Several carriers have new general rates increases (GRIs) and peak season surcharges in the pipeline as they prepare for the Chinese New Year rush. January and early February this year is the peak period for shippers importing products for the Easter and early summer sales.
Evergreen will implement a GRI of $400 per TEU effective Feb. 1 along with Hanjin, which will also increase rates at the start of the month via a peak season surcharge of $300. Hamburg Sud will implement a peak season surcharge of $300 per TEU from Feb. 2, while Maersk will push through a GRI of $400 per TEU on Feb. 1.
The Asia-Mediterranean spot rates were basically flat, falling $33 to $1,427 per TEU, although that price is 12.6 percent lower than during the same week last year, the SCFI stated.
Spot rates on the Asia-U.S. West Coast continued to fall after member carriers of the Transpacific Stabilisation Agreement (TSA) attempted to impose GRIs of $600 per 40-foot container on Jan. 15. The rate lost $84 to $1,979 per FEU, a drop of 4 percent.
Like the carriers on the Asia-Europe trade, the TSA lines also plan to levy a Chinese New Year GRI. It will again be $600 per FEU and will be imposed on Feb. 6, applying to all origins and destinations. According to the TSA, the Feb. 6 increase is intended to ensure that carrier costs are adequately recovered coming out of the slower winter season.
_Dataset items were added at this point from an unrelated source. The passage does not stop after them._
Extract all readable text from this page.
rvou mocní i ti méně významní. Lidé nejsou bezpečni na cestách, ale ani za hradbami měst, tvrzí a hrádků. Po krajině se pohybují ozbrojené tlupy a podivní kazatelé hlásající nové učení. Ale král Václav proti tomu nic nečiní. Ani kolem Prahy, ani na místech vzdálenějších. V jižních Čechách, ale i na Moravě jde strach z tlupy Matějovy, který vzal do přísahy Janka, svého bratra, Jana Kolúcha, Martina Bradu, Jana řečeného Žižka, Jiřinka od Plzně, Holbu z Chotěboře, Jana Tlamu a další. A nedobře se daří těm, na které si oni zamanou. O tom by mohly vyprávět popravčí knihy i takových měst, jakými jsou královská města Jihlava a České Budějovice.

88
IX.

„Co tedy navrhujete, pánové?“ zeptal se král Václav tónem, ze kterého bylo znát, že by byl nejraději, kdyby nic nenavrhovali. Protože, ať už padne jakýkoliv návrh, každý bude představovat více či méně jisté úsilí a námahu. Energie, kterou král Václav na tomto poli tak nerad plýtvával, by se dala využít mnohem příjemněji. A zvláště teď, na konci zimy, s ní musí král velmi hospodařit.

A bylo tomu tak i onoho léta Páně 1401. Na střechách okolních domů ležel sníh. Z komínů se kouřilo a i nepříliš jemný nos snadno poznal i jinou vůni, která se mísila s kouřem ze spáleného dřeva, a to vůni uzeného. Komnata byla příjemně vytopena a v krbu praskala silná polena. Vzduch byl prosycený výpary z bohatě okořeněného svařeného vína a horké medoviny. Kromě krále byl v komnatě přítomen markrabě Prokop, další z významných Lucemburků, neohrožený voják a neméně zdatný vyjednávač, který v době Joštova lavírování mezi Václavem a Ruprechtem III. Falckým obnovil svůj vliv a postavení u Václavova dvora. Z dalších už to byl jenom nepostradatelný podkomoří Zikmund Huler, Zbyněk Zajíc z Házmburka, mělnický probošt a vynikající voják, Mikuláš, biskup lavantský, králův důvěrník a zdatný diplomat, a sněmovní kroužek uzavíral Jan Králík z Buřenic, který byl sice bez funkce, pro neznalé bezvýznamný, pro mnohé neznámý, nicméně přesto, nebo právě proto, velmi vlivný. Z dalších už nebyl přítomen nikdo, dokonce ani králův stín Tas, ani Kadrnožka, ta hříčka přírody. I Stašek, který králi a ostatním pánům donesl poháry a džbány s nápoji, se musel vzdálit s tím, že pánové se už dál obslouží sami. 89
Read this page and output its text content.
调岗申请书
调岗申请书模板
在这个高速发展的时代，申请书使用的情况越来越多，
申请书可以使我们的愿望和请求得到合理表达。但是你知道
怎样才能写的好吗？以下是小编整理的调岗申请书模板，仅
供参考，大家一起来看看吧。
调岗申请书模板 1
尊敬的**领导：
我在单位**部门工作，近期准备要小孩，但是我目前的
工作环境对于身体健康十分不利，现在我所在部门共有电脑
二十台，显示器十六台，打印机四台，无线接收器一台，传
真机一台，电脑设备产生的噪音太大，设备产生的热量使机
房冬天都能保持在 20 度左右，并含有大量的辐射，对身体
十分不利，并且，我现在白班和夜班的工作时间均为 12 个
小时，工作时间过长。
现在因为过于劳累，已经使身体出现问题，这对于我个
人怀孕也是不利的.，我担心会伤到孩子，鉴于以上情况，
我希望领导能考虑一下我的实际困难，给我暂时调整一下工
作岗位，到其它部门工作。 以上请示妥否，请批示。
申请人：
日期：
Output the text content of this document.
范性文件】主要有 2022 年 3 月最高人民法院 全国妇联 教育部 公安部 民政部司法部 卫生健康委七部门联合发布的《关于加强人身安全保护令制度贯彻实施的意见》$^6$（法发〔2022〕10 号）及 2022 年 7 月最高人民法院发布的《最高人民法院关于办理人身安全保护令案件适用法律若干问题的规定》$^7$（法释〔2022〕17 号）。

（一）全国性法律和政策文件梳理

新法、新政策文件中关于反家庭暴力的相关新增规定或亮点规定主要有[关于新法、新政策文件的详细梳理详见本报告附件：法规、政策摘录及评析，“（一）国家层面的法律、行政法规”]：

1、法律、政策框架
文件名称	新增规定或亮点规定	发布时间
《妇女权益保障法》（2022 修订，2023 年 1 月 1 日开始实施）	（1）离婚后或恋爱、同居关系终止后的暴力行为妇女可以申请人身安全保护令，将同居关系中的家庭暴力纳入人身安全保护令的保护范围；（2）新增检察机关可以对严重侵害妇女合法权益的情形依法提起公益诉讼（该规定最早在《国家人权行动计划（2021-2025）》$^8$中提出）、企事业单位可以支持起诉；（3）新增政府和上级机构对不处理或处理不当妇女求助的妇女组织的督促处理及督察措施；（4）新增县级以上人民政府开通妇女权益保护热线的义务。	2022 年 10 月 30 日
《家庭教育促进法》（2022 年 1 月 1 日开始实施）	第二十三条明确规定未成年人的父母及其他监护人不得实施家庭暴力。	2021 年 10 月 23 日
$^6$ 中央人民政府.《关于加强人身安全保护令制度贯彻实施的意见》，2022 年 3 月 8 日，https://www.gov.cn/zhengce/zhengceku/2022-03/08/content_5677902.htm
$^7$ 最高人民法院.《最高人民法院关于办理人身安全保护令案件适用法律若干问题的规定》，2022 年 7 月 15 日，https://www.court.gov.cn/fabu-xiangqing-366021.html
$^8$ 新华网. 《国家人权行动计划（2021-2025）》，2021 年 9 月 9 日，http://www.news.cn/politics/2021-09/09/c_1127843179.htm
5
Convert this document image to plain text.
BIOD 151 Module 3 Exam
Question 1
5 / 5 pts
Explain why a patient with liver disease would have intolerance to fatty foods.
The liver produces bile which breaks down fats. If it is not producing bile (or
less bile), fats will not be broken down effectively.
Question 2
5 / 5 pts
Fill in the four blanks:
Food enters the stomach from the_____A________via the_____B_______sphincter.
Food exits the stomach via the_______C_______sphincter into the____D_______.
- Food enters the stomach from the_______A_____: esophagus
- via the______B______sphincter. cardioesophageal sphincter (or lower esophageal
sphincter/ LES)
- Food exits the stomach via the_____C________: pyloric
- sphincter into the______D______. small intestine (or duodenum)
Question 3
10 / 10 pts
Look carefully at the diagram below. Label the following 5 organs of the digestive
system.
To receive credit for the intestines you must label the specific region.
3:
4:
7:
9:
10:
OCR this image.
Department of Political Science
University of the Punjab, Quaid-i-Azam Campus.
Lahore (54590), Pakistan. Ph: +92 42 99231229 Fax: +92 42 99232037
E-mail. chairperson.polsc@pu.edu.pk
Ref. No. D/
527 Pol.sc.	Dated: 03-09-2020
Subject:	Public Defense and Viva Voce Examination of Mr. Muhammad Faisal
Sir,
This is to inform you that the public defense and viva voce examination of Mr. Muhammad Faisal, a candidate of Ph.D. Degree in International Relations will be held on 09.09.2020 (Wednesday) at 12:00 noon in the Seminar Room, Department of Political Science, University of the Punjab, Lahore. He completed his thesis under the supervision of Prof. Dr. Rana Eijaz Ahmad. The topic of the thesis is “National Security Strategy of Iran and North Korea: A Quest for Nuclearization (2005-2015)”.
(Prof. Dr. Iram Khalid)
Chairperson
“This is a very challenging operating environment for transpacific container lines,” said TSA executive administrator Brian Conrad, “and it is critical to maintaining service levels that they not leave money on the table during the Lunar New Year period.”
There is no sign of an end to the port chaos that has plagued the U.S. West Coast for months, with indications that the situation is actually worsening. The Marine Exchange of Southern California reported Jan. 28 that 17 container ships were at anchor and awaiting berths in Los Angeles-Long Beach. Oakland reported that five container ships waiting at anchor, and Tacoma reported six at anchor.
According to Paris-based consultancy Alphaliner, vessels have been thrown off schedule by as much as three weeks, forcing carriers to add 36 additional ships to their trans-Pacific rotations to the West Coast. Furthermore, some carriers are running “extra-loaders” on all-water services to the East Coast. These unscheduled, single-voyage vessels carry cargo that would otherwise have moved through the West Coast.
Ports in Canada and on the Eastern Seaboard are beneficiaries of the West Coast waterfront mess, and although the SCFI reading shows spot rates falling by 1.3 percent to $4,683 per FEU on the Asia-U.S. East Coast trade this week, the throughput numbers are all heading in the other direction.
While container volume at Los Angeles-Long Beach declined 1 percent in December compared to December 2013, the East Coast gateways and Canada’s Prince Rupert reported double-digit growth.